Rejane diz que, no começo, muitos a questionavam se ela não tinha se arrependido. "Eu tinha um desejo muito forte dentro de mim e olhava aquela carinha e me dava força. Hoje, depois da tempestade, sei que vale a pena. Ele me chama de mãe, tem muito carinho, muito afeto. Acho que foi um presente que ganhei da vida, de Deus."
Para ela, as dificuldades de criar um filho adotivo sozinha são duas: falta de tempo e de dinheiro. "Expliquei para os psicólogos que, por causa do trabalho, ficava fora de casa por, no mínimo, dez horas. Mas eles disseram que o importante era a qualidade do tempo que você dá. E eu sinto no Vitor que a cada vez ele está mais feliz, mais seguro. A questão de grana também é complicada, mas é como com todas as mães que ouço falar. Você se esquece de você e prioriza a criança. Para mim, só compro o necessário."
'Família feliz'
Moradora do Rio de Janeiro e solteira, a nutricionista Margarida Maria Neves Gama, de 44 anos, também teve sua rotina totalmente alterada há um ano com a chegada do filho adotivo, Carlos Eduardo, agora com 3 anos. Os dois, diz a nutricionista, são hoje "uma família feliz".
"Eu, na verdade, sempre quis ser mãe. Fui casada por 13 anos, mas não tivemos filhos. Mas não descartei a possibilidade de ser mãe. Mesmo se tivesse tido um filho biológico, iria adotar. Assim que me separei, entrei com processo de habilitação para adoção", lembra.
Para Margarida, que também relata dificuldades para cuidar sozinha de Cadú, há pontos positivos em ter decidido ser mãe solteira: "Sozinha você não sofre a interferência de outra pessoa. Hoje, os casais estão divergindo muito de opinião. Tenho amigas que sofrem com isso. Um fala uma coisa e o outro diz outra, os pais não falam a mesma linguagem. Mas também tem o lado negativo que é a sobrecarga, às vezes a gente tem vontade de dividir com alguém", conta.
Ela confessa, que, como qualquer mãe, muitas vezes se sente sobrecarregada: "Às vezes fico cansada, já chorei de cansaço. Às vezes bate uma agonia, acho que faz parte. Mas quando assumi esse compromisso sabia que poderia acontecer. Pode ser o próprio estresse do trabalho."
Ao contrário de Rejane, Margarida não teve problemas de adaptação com Cadú, que antes de ser adotado morava em um abrigo no interior de Minas Gerais.
"Foi muito tranquilo. No segundo dia ele já me chamava de mãe, não teve problema de adaptação. (...) É uma criança levada, mas muito tranquila", diz a nutricionista.

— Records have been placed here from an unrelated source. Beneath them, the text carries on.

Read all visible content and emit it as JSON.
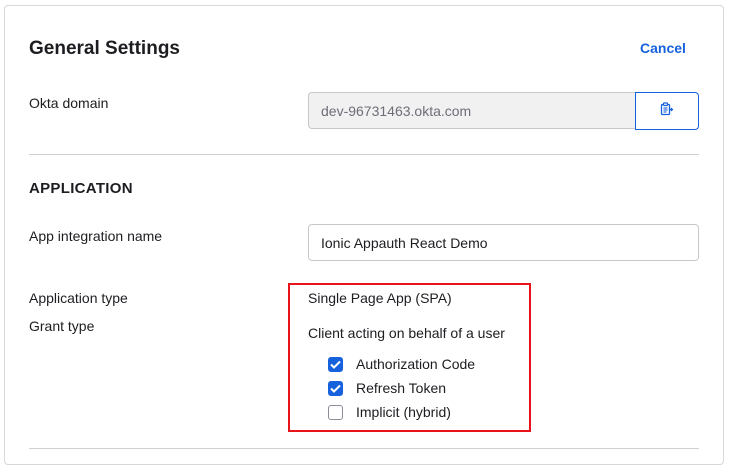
{
  "header": {
    "title": "General Settings",
    "cancel_label": "Cancel"
  },
  "okta_domain": {
    "label": "Okta domain",
    "value": "dev-96731463.okta.com",
    "copy_icon": "clipboard-icon"
  },
  "application": {
    "heading": "APPLICATION",
    "integration_name_label": "App integration name",
    "integration_name_value": "Ionic Appauth React Demo",
    "type_label": "Application type",
    "type_value": "Single Page App (SPA)",
    "grant_type_label": "Grant type",
    "grant_type_subtitle": "Client acting on behalf of a user",
    "grant_types": [
      {
        "label": "Authorization Code",
        "checked": true
      },
      {
        "label": "Refresh Token",
        "checked": true
      },
      {
        "label": "Implicit (hybrid)",
        "checked": false
      }
    ]
  },
  "colors": {
    "accent": "#1662dd",
    "highlight": "#e8141a"
  }
}
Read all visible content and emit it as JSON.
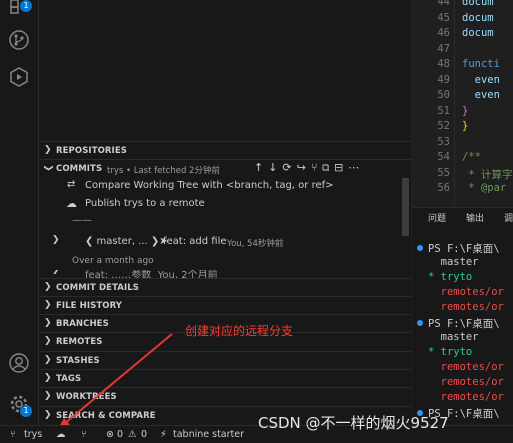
{
  "activity": {
    "source_control_badge": "1",
    "settings_badge": "1"
  },
  "sections": {
    "repositories": "REPOSITORIES",
    "commits": "COMMITS",
    "commit_details": "COMMIT DETAILS",
    "file_history": "FILE HISTORY",
    "branches": "BRANCHES",
    "remotes": "REMOTES",
    "stashes": "STASHES",
    "tags": "TAGS",
    "worktrees": "WORKTREES",
    "search_compare": "SEARCH & COMPARE"
  },
  "commits": {
    "subtitle": "trys • Last fetched 2分钟前",
    "compare_label": "Compare Working Tree with <branch, tag, or ref>",
    "publish_label": "Publish trys to a remote",
    "separator": "——",
    "commit_ref": "❮ master, ... ❯➤",
    "commit_message": "feat: add file",
    "commit_meta": "You, 54秒钟前",
    "group_label": "Over a month ago",
    "partial_row": "feat: ……参数  You, 2个月前"
  },
  "editor": {
    "lines": [
      {
        "num": "44",
        "text": "docum",
        "color": "#9cdcfe"
      },
      {
        "num": "45",
        "text": "docum",
        "color": "#9cdcfe"
      },
      {
        "num": "46",
        "text": "docum",
        "color": "#9cdcfe"
      },
      {
        "num": "47",
        "text": "",
        "color": "#cccccc"
      },
      {
        "num": "48",
        "text": "functi",
        "color": "#569cd6"
      },
      {
        "num": "49",
        "text": "  even",
        "color": "#9cdcfe"
      },
      {
        "num": "50",
        "text": "  even",
        "color": "#9cdcfe"
      },
      {
        "num": "51",
        "text": "}",
        "color": "#da70d6"
      },
      {
        "num": "52",
        "text": "}",
        "color": "#ffd700"
      },
      {
        "num": "53",
        "text": "",
        "color": "#cccccc"
      },
      {
        "num": "54",
        "text": "/**",
        "color": "#6a9955"
      },
      {
        "num": "55",
        "text": " * 计算字",
        "color": "#6a9955"
      },
      {
        "num": "56",
        "text": " * @par",
        "color": "#6a9955"
      }
    ]
  },
  "panel": {
    "tabs": [
      "问题",
      "输出",
      "调"
    ],
    "terminal": [
      {
        "text": "PS F:\\F桌面\\",
        "color": "#cccccc",
        "dot": true
      },
      {
        "text": "  master",
        "color": "#cccccc"
      },
      {
        "text": "* tryto",
        "color": "#23d18b"
      },
      {
        "text": "  remotes/or",
        "color": "#f14c4c"
      },
      {
        "text": "  remotes/or",
        "color": "#f14c4c"
      },
      {
        "text": "PS F:\\F桌面\\",
        "color": "#cccccc",
        "dot": true
      },
      {
        "text": "  master",
        "color": "#cccccc"
      },
      {
        "text": "* tryto",
        "color": "#23d18b"
      },
      {
        "text": "  remotes/or",
        "color": "#f14c4c"
      },
      {
        "text": "  remotes/or",
        "color": "#f14c4c"
      },
      {
        "text": "  remotes/or",
        "color": "#f14c4c"
      },
      {
        "text": "PS F:\\F桌面\\",
        "color": "#cccccc",
        "dot": true
      }
    ]
  },
  "status": {
    "branch": "trys",
    "errors": "0",
    "warnings": "0",
    "tabnine": "tabnine starter"
  },
  "annotation": {
    "text": "创建对应的远程分支",
    "color": "#ff3b30"
  },
  "watermark": "CSDN @不一样的烟火9527"
}
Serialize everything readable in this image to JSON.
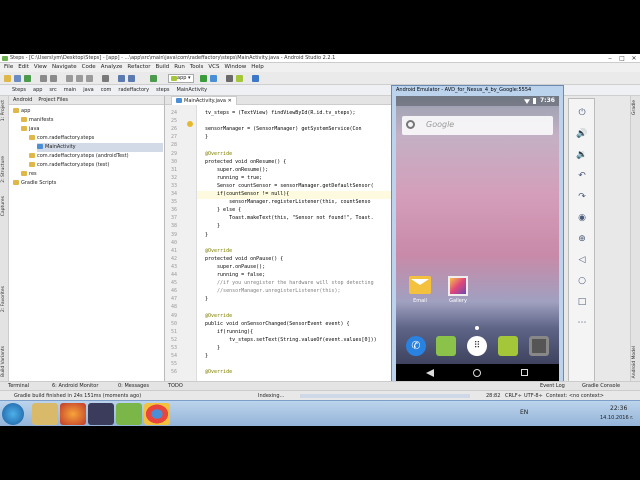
{
  "window": {
    "title": "Steps - [C:\\Users\\ym\\Desktop\\Steps] - [app] - ...\\app\\src\\main\\java\\com\\radeffactory\\steps\\MainActivity.java - Android Studio 2.2.1"
  },
  "menu": [
    "File",
    "Edit",
    "View",
    "Navigate",
    "Code",
    "Analyze",
    "Refactor",
    "Build",
    "Run",
    "Tools",
    "VCS",
    "Window",
    "Help"
  ],
  "toolbar": {
    "run_config": "app"
  },
  "breadcrumb": [
    "Steps",
    "app",
    "src",
    "main",
    "java",
    "com",
    "radeffactory",
    "steps",
    "MainActivity"
  ],
  "project_panel": {
    "tabs": [
      "Android",
      "Project Files"
    ],
    "tree": [
      {
        "label": "app",
        "indent": 0
      },
      {
        "label": "manifests",
        "indent": 1
      },
      {
        "label": "java",
        "indent": 1
      },
      {
        "label": "com.radeffactory.steps",
        "indent": 2
      },
      {
        "label": "MainActivity",
        "indent": 3,
        "selected": true
      },
      {
        "label": "com.radeffactory.steps (androidTest)",
        "indent": 2
      },
      {
        "label": "com.radeffactory.steps (test)",
        "indent": 2
      },
      {
        "label": "res",
        "indent": 1
      },
      {
        "label": "Gradle Scripts",
        "indent": 0
      }
    ]
  },
  "left_tool_tabs": [
    "1: Project",
    "2: Structure",
    "Captures",
    "2: Favorites",
    "Build Variants"
  ],
  "right_tool_tabs": [
    "Gradle",
    "Android Model"
  ],
  "editor": {
    "tab": "MainActivity.java",
    "lines": [
      {
        "n": "24",
        "t": "tv_steps = (TextView) findViewById(R.id.tv_steps);"
      },
      {
        "n": "25",
        "t": ""
      },
      {
        "n": "26",
        "t": "sensorManager = (SensorManager) getSystemService(Con"
      },
      {
        "n": "27",
        "t": "}"
      },
      {
        "n": "28",
        "t": ""
      },
      {
        "n": "29",
        "t": "@Override"
      },
      {
        "n": "30",
        "t": "protected void onResume() {"
      },
      {
        "n": "31",
        "t": "    super.onResume();"
      },
      {
        "n": "32",
        "t": "    running = true;"
      },
      {
        "n": "33",
        "t": "    Sensor countSensor = sensorManager.getDefaultSensor("
      },
      {
        "n": "34",
        "t": "    if(countSensor != null){"
      },
      {
        "n": "35",
        "t": "        sensorManager.registerListener(this, countSenso"
      },
      {
        "n": "36",
        "t": "    } else {"
      },
      {
        "n": "37",
        "t": "        Toast.makeText(this, \"Sensor not found!\", Toast."
      },
      {
        "n": "38",
        "t": "    }"
      },
      {
        "n": "39",
        "t": "}"
      },
      {
        "n": "40",
        "t": ""
      },
      {
        "n": "41",
        "t": "@Override"
      },
      {
        "n": "42",
        "t": "protected void onPause() {"
      },
      {
        "n": "43",
        "t": "    super.onPause();"
      },
      {
        "n": "44",
        "t": "    running = false;"
      },
      {
        "n": "45",
        "t": "    //if you unregister the hardware will stop detecting"
      },
      {
        "n": "46",
        "t": "    //sensorManager.unregisterListener(this);"
      },
      {
        "n": "47",
        "t": "}"
      },
      {
        "n": "48",
        "t": ""
      },
      {
        "n": "49",
        "t": "@Override"
      },
      {
        "n": "50",
        "t": "public void onSensorChanged(SensorEvent event) {"
      },
      {
        "n": "51",
        "t": "    if(running){"
      },
      {
        "n": "52",
        "t": "        tv_steps.setText(String.valueOf(event.values[0]))"
      },
      {
        "n": "53",
        "t": "    }"
      },
      {
        "n": "54",
        "t": "}"
      },
      {
        "n": "55",
        "t": ""
      },
      {
        "n": "56",
        "t": "@Override"
      }
    ]
  },
  "emulator": {
    "title": "Android Emulator - AVD_for_Nexus_4_by_Google:5554",
    "clock": "7:36",
    "search_placeholder": "Google",
    "apps": [
      {
        "label": "Email"
      },
      {
        "label": "Gallery"
      }
    ],
    "dock": [
      "phone",
      "messages",
      "apps",
      "android-store",
      "camera"
    ]
  },
  "bottom_tabs": [
    "Terminal",
    "6: Android Monitor",
    "0: Messages",
    "TODO",
    "Event Log",
    "Gradle Console"
  ],
  "statusline": {
    "message": "Gradle build finished in 24s 151ms (moments ago)",
    "indexing": "Indexing...",
    "position": "28:82",
    "line_sep": "CRLF÷",
    "encoding": "UTF-8÷",
    "context": "Context: <no context>"
  },
  "taskbar": {
    "lang": "EN",
    "time": "22:36",
    "date": "14.10.2016 r."
  },
  "colors": {
    "accent": "#3c5a98",
    "android_green": "#a4c639"
  }
}
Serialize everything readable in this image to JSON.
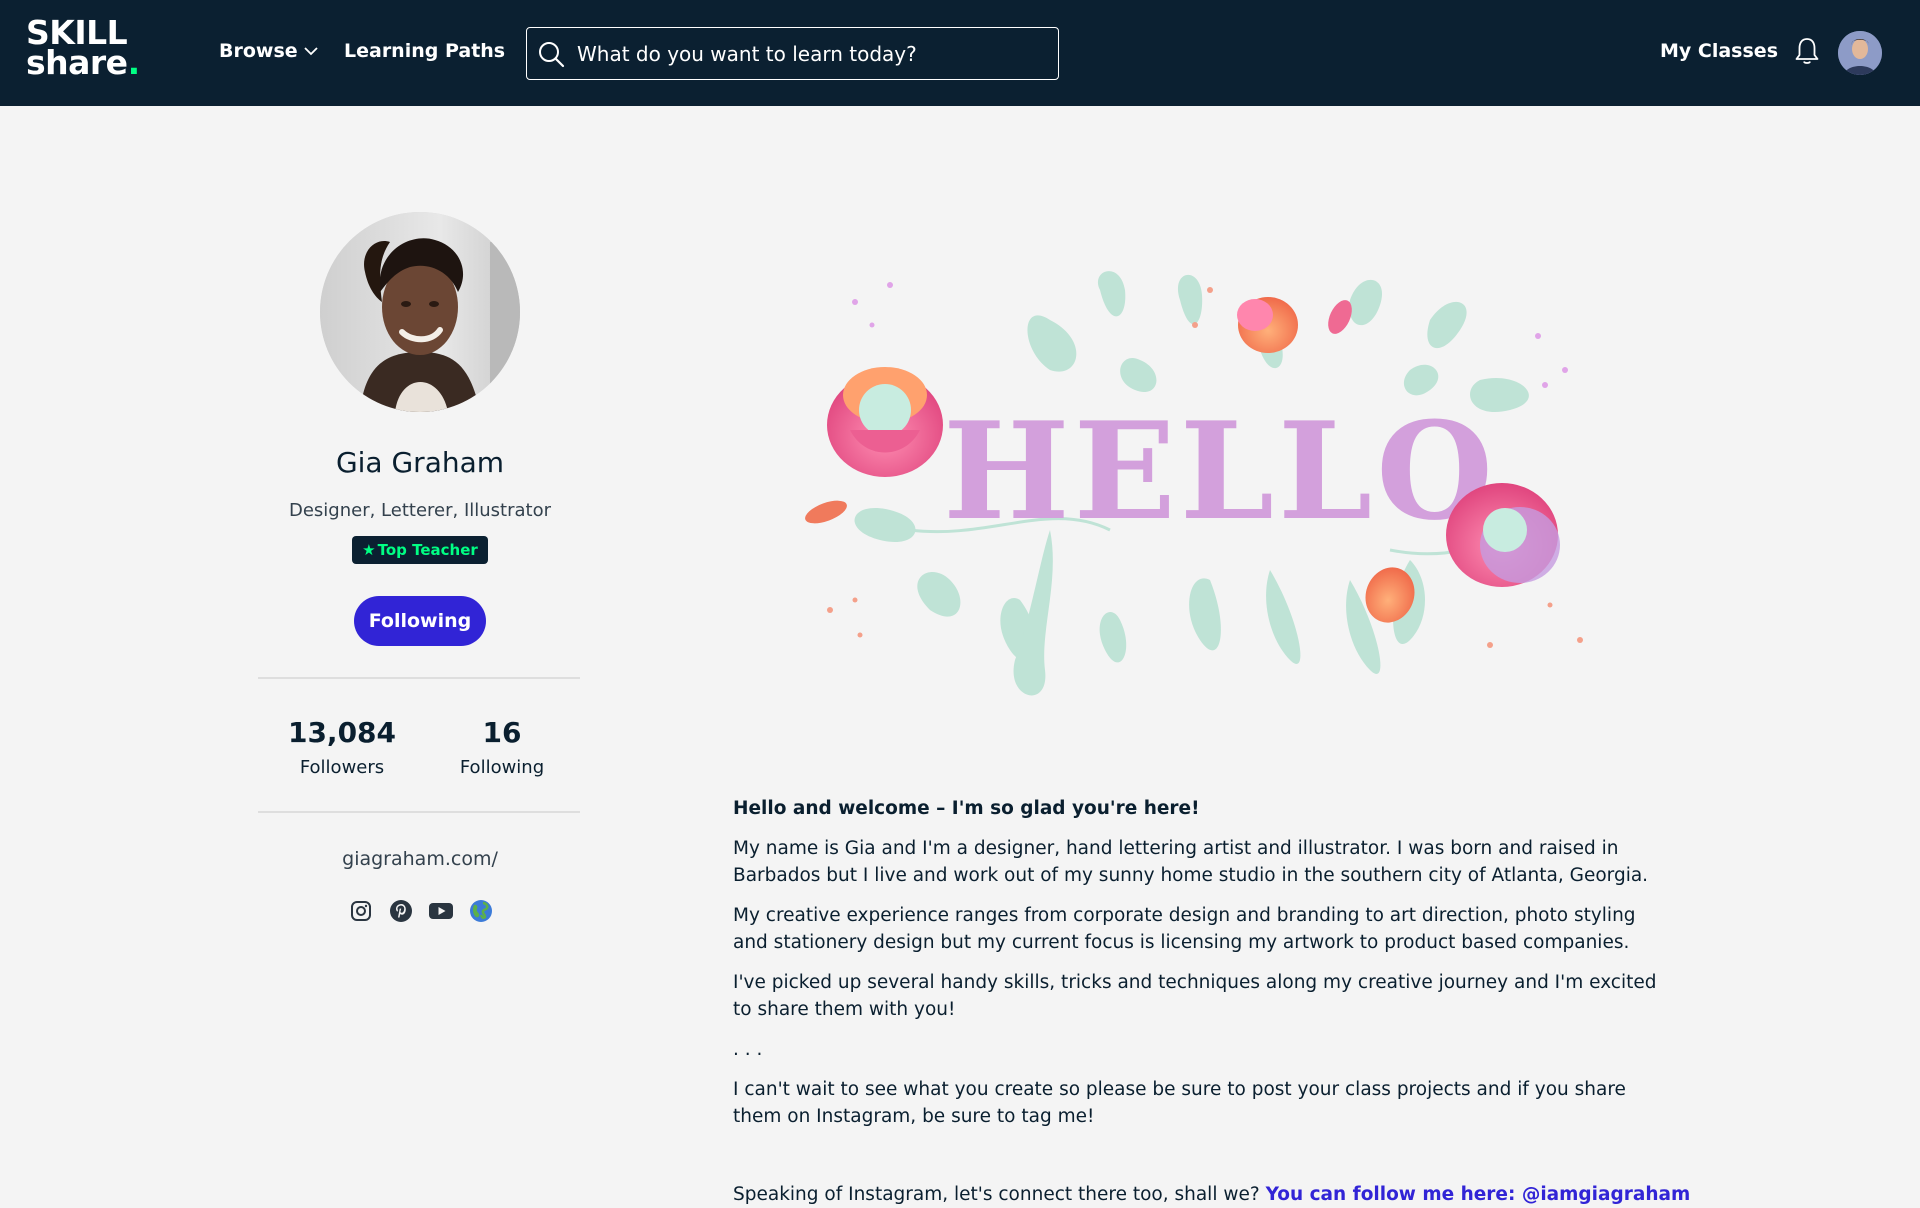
{
  "header": {
    "logo_line1": "SKILL",
    "logo_line2": "share",
    "logo_dot": ".",
    "browse_label": "Browse",
    "learning_paths_label": "Learning Paths",
    "search_placeholder": "What do you want to learn today?",
    "my_classes_label": "My Classes"
  },
  "profile": {
    "name": "Gia Graham",
    "tagline": "Designer, Letterer, Illustrator",
    "badge_star": "★",
    "badge_label": "Top Teacher",
    "follow_button_label": "Following",
    "followers_count": "13,084",
    "followers_label": "Followers",
    "following_count": "16",
    "following_label": "Following",
    "website": "giagraham.com/",
    "social_icons": [
      "instagram-icon",
      "pinterest-icon",
      "youtube-icon",
      "globe-icon"
    ]
  },
  "hero": {
    "lettering": "HELLO"
  },
  "bio": {
    "lead": "Hello and welcome – I'm so glad you're here!",
    "p1": "My name is Gia and I'm a designer, hand lettering artist and illustrator. I was born and raised in Barbados but I live and work out of my sunny home studio in the southern city of Atlanta, Georgia.",
    "p2": "My creative experience ranges from corporate design and branding to art direction, photo styling and stationery design but my current focus is licensing my artwork to product based companies.",
    "p3": "I've picked up several handy skills, tricks and techniques along my creative journey and I'm excited to share them with you!",
    "p4": ". . .",
    "p5": "I can't wait to see what you create so please be sure to post your class projects and if you share them on Instagram, be sure to tag me!",
    "ig_text": "Speaking of Instagram, let's connect there too, shall we?",
    "ig_link": "You can follow me here: @iamgiagraham"
  },
  "colors": {
    "header_bg": "#0b2031",
    "accent_green": "#00ff84",
    "button_blue": "#3124d6",
    "page_bg": "#f4f4f4"
  }
}
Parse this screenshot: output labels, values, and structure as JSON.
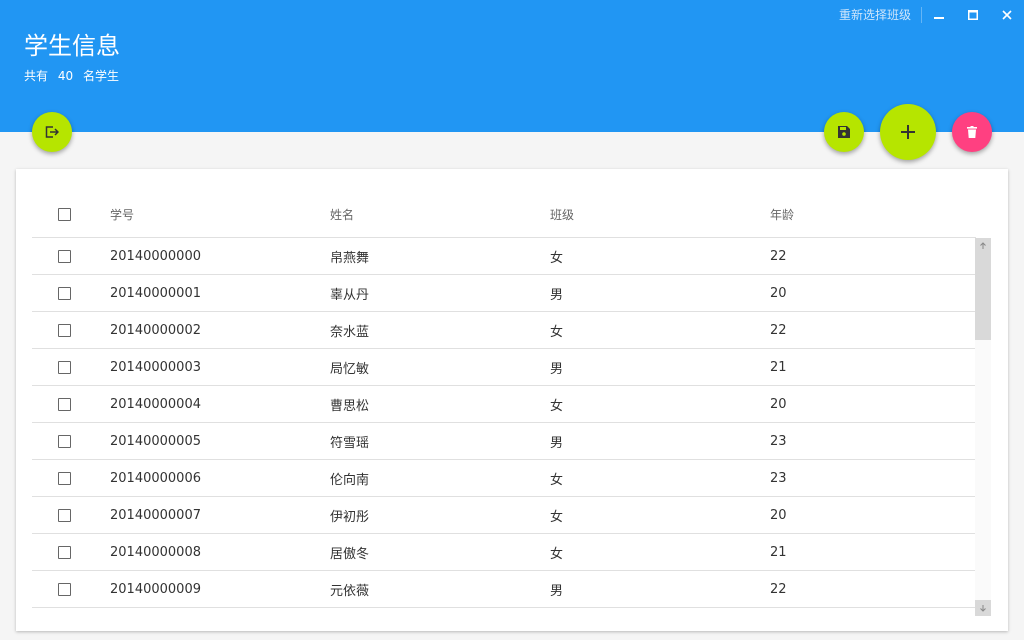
{
  "header": {
    "title": "学生信息",
    "count_prefix": "共有",
    "count": "40",
    "count_suffix": "名学生",
    "reselect_label": "重新选择班级",
    "bg_color": "#2196f3"
  },
  "window_controls": {
    "minimize_icon": "minimize-icon",
    "maximize_icon": "maximize-icon",
    "close_icon": "close-icon"
  },
  "actions": {
    "export_icon": "exit-icon",
    "save_icon": "save-icon",
    "add_icon": "plus-icon",
    "delete_icon": "trash-icon",
    "green": "#b6e500",
    "pink": "#ff4081"
  },
  "table": {
    "columns": [
      "学号",
      "姓名",
      "班级",
      "年龄"
    ],
    "rows": [
      {
        "id": "20140000000",
        "name": "帛燕舞",
        "class": "女",
        "age": "22"
      },
      {
        "id": "20140000001",
        "name": "辜从丹",
        "class": "男",
        "age": "20"
      },
      {
        "id": "20140000002",
        "name": "奈水蓝",
        "class": "女",
        "age": "22"
      },
      {
        "id": "20140000003",
        "name": "局忆敏",
        "class": "男",
        "age": "21"
      },
      {
        "id": "20140000004",
        "name": "曹思松",
        "class": "女",
        "age": "20"
      },
      {
        "id": "20140000005",
        "name": "符雪瑶",
        "class": "男",
        "age": "23"
      },
      {
        "id": "20140000006",
        "name": "伦向南",
        "class": "女",
        "age": "23"
      },
      {
        "id": "20140000007",
        "name": "伊初彤",
        "class": "女",
        "age": "20"
      },
      {
        "id": "20140000008",
        "name": "居傲冬",
        "class": "女",
        "age": "21"
      },
      {
        "id": "20140000009",
        "name": "元依薇",
        "class": "男",
        "age": "22"
      }
    ]
  }
}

Segundo Margarida, seu filho é "maravilhoso". "Esses dias eu cheguei com ele na escola e faltava cinco minutos para abrir o portão. Perguntei para ele o que ele estava achando da mamãe. E ele respondeu: 'uma família'. Fiquei impressionada com uma resposta dessa vinda de um menino de três anos. E perguntei: 'como assim uma família?’. E ele disse: 'uma família feliz'", disse ela, emocionada. "Eu não sou perfeita não, tenho muitos erros e até um pouco de impaciência às vezes, mas é muito gratificante."

Preparação psicológica

Para a psicóloga e psicanalista Maria Antonieta Tisano Motta, do Grupo de Apoio à Adoção de São Paulo (Gaasp), a preparação para um solteiro adotar é a mesma de um casal. "É preciso saber os motivos pelos quais quer ter um filho, se está preparado para a mudança que vai ocorrer. E precisa ter uma rede de apoio, com amigos, famílias, parceria com escola, porque sozinho é muito difícil."
Maria Antonieta diz ainda que, mesmo no caso de mães solteiras adotivas, as crianças precisam da função paterna. "Não precisa ser o homem ao lado da mulher, mas deve ter uma função paterna, que o pai tem que é dividir a mãe, uma função de interdição. A criança não pode sentir que a mãe está vivendo para ela. Uma mulher que trabalha fora, por exemplo, isso funciona como uma interdição."
Além disso, destaca a psicóloga, é importante que a criança conviva tanto com figuras femininas quanto masculinas.
É preciso também cuidado para não se sentir culpada por criar sozinha e acabar superprotegendo a criança. "Não se pode achar que pode suprir tudo da vida da criança, a ponto de superproteger ou impedir a independência."